Originally posted by matt grime
please read the first reply i gave on this where i asked if the generation was of the form I rewrote without the ambibuigty in the decompositions into prime factors (P_1P_2... is used as is p_1p_2p_3p_4... and p_3p_4... which is ambiguous as it is not clear what the ...means) where I prove that 5,12,13 is not of the form specified.
Originally posted by Sariaht
(oa/2x)n +/- (ob/2x)n = ocn
Originally posted by matt grime
yes, that is rather obviously what you must prove. but you've not done so.
Originally posted by suyver
Here you are deviding an odd number by a power of two. As a result, you are no longer dealing with whole numbers.

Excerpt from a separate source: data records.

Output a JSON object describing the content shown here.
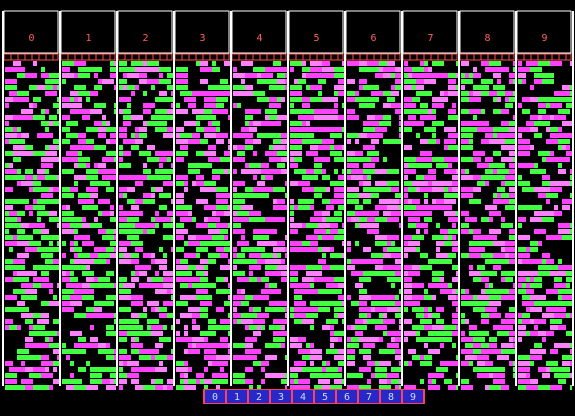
{
  "header": {
    "columns": [
      "0",
      "1",
      "2",
      "3",
      "4",
      "5",
      "6",
      "7",
      "8",
      "9"
    ]
  },
  "footer": {
    "buttons": [
      "0",
      "1",
      "2",
      "3",
      "4",
      "5",
      "6",
      "7",
      "8",
      "9"
    ]
  }
}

Originally posted by Sariaht
No, but now we are dealing with binomials instead!
Originally posted by matt grime
what are you blathering about, sariaht?
if p^n+q^n=r^n then we may assuming that after dividing out by the largest power of 2 as necessary that at most one of these numbers is even. yes we know this. that is why we often look for p,q,r coprime - if any two of p,q and r are divisible by a number so is the third, therefore we may divide through and reduce to the case of coprime numbers, in particular at most one can be even, at most one is a multiple of 3 etc.
AND?
your reduction in the complexity of the problems doesn't reduce to anything at all that we didn't know already.
so why is it that expanding
(x/2+y/2)^n tells you anything?
bearing in mind you're now in the ring Z[1/2]
Originally posted by matt grime
you have n meaning two different things. and i still fail to see why that tells you anything. in particular you've n ot excluded the case n=2 (n the exponenet) by any genuine means (ie said something non-trivial that is only true for every n>2)
there is no reason why 2^x should divide the 2m in 2m-1 either and even if it did, so what?